“Great – can we pay with a sorry at the checkout Mr Lewis?” one reader, John Strak, told FoodManufacture.co.uk.
“And how is any of this going to help all those honest, hard-working suppliers who were brought to their knees by your purchasing managers and credit terms?”
Another reader Lawrence Lynn described the apology as “too little, too late” and said the retailer must radically change its attitude towards suppliers.
View from analyst
"When he [Lewis] says that Tesco made ‘bad choices’, what he really means is that they screwed their suppliers."
- Julian Wild, head of the food team at Rollits solicitors
“Needs a root and branch clear out of the ignorant and arrogant attitude of the last 25 years, and for the retailer to understand they will have nothing to sell if they continue to alienate the manufacturers and suppliers,” Lynn said.
One food supplier said he has not approached Tesco in 34 years of running his business because of the way he has witnessed others being mistreated.
“Wisdom has arrived finally but it could be too late,” he told FoodManufacture.co.uk.
Lewis apologised to suppliers, customers and other stakeholders during a speech at the IGD’s conference this week.
An internal review of the retailer’s dealings revealed 69 potential challenges to the Groceries Supply Code of Practice, he admitted.
“These 69 cases were the unintended consequences of making poor choices against the wrong metric,” Lewis said.
‘Management gobbledygook’
Analyst Julian Wild, head of the food team at Rollits solicitors, welcomed the apology but not the way in which it was made.
Instead of speaking plainly, Lewis used “management gobbledygook” and “business school-speak”, Wild said.
“It was a positive move to come out and say sorry for the way Tesco treated suppliers under the previous regime,” the analyst said.
“When he says that Tesco made ‘bad choices’, what he really means is that they screwed their suppliers.
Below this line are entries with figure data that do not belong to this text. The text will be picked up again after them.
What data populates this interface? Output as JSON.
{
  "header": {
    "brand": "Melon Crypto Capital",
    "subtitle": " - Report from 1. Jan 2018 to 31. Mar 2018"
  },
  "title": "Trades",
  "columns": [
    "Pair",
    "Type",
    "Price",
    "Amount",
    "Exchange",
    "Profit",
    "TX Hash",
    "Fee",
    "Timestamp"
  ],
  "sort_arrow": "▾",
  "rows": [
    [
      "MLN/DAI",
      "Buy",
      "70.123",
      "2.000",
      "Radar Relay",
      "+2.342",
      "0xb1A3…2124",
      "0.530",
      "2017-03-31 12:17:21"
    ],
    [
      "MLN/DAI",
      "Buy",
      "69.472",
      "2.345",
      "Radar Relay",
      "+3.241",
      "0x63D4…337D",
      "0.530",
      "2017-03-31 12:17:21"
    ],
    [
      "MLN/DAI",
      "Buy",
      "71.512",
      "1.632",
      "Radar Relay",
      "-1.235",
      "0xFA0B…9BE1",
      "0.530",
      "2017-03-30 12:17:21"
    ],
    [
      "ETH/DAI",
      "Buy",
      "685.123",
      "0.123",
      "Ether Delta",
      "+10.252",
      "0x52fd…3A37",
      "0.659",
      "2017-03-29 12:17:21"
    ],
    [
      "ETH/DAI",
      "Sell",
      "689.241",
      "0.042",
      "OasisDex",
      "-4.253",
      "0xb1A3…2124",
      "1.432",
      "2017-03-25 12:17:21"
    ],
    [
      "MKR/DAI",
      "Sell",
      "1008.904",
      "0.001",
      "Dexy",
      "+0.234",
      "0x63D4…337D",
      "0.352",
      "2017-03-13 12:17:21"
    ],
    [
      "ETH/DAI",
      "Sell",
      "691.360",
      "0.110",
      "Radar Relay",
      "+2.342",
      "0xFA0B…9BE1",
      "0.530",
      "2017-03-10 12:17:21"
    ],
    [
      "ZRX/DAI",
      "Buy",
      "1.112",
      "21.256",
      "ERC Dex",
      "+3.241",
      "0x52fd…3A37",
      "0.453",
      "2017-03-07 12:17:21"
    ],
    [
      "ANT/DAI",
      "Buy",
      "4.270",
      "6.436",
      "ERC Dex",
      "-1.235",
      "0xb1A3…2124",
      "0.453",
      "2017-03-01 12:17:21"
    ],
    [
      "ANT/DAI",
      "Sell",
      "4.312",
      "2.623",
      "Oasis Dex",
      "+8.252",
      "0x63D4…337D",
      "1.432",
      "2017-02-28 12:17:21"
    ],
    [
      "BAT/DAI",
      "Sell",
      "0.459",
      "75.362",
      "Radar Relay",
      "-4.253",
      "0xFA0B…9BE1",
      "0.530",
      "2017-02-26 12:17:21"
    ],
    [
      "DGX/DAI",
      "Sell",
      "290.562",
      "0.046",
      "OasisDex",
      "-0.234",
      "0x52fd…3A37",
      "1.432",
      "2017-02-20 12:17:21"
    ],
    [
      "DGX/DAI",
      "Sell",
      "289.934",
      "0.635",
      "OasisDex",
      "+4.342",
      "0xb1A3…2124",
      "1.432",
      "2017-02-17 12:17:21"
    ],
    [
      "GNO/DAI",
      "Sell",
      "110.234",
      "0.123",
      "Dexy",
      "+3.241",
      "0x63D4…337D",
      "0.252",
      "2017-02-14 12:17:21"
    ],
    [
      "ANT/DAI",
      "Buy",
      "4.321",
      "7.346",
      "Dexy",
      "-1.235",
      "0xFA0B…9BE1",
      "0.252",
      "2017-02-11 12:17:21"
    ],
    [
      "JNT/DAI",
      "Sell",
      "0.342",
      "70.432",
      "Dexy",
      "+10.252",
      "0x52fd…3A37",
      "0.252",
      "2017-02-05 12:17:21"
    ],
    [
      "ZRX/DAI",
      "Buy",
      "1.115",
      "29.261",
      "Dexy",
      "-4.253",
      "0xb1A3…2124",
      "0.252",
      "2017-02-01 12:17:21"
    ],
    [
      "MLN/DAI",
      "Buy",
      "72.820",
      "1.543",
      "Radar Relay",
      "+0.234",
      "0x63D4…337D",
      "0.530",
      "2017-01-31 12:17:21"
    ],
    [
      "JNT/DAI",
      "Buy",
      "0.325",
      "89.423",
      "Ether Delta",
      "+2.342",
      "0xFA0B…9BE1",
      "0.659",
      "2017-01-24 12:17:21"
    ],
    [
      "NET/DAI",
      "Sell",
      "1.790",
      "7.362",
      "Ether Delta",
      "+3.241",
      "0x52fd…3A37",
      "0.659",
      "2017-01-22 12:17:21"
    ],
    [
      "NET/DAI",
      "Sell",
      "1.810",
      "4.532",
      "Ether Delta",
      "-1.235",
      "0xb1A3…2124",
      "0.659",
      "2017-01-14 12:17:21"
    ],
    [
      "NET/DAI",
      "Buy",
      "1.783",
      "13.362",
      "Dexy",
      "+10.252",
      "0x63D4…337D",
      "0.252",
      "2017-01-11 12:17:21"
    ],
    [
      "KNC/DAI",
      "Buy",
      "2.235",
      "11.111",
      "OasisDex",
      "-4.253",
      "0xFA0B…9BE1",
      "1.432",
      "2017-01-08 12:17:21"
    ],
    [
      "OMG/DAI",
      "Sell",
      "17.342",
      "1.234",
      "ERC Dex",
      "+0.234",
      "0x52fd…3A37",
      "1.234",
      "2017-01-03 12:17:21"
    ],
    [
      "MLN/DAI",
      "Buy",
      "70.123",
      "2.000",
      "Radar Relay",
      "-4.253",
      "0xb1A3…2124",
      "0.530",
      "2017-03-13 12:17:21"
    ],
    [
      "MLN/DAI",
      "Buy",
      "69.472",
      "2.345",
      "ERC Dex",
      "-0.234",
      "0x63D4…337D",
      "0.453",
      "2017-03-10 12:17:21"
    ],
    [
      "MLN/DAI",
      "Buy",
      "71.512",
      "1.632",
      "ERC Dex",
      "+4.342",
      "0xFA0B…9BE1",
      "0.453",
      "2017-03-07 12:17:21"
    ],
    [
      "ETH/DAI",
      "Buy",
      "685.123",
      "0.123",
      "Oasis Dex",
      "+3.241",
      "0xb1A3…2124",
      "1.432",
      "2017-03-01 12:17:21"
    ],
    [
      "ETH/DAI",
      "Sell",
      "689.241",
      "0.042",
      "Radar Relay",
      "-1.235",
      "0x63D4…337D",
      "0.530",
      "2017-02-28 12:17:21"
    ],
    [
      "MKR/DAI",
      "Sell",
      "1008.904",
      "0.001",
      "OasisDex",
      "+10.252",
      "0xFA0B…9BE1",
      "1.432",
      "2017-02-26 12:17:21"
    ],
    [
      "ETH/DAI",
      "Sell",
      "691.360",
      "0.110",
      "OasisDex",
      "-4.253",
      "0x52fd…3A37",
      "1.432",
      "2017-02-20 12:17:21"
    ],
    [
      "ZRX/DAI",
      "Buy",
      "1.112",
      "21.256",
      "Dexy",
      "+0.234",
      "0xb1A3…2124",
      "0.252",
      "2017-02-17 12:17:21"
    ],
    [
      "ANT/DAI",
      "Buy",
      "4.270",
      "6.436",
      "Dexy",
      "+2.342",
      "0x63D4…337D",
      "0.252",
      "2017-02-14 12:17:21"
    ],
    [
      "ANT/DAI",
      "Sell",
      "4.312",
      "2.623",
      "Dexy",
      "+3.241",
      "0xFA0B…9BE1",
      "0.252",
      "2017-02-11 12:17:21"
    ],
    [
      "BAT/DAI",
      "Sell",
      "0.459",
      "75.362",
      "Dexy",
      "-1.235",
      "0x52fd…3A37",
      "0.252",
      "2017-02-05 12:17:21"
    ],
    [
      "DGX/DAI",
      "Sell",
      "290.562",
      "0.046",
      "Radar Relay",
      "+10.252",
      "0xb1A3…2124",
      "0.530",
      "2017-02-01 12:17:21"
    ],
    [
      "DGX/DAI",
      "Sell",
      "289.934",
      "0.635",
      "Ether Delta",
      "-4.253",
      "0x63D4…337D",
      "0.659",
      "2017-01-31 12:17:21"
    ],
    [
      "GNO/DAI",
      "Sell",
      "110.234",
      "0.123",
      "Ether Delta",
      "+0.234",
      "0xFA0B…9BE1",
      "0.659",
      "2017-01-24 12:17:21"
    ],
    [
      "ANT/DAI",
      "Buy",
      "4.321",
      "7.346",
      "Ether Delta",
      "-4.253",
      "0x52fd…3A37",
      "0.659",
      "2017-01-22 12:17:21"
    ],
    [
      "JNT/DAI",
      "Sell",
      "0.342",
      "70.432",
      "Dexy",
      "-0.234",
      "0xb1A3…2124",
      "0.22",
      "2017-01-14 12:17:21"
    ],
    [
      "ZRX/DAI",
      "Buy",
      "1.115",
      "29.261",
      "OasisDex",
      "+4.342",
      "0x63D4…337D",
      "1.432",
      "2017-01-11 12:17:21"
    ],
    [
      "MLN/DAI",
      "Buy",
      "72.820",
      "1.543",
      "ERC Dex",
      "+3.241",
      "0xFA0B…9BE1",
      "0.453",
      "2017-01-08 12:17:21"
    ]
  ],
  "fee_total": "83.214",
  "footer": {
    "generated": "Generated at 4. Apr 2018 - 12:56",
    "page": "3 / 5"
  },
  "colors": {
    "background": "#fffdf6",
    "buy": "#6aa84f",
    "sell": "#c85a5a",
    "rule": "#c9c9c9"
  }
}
Everyone knows it, so why doesn’t he come out and say so?”
Wild said the potential challenges to the Code represented 69 complaints of Tesco behaving unacceptably towards its suppliers.
“These were not ‘poor choices’. They were evidence of a big retailer determined to maximise profit at the expense of their suppliers in unethical ways,” Wild said.
Meanwhile, Tesco is subject to three separate investigations into its conduct and accounts.
Three Tesco investigations
- The Groceries Code Adjudicator Christine Tacon is investigating claims that Tesco treated its suppliers unfairly.
- The Serious Fraud Office is probing accounting irregularities, which led the supermarket to overstate its first-half profits by £263M in summer 2014.
- The Financial Reporting Council, the independent watchdog for UK accountants, is also scrutinising the retailer’s accounts.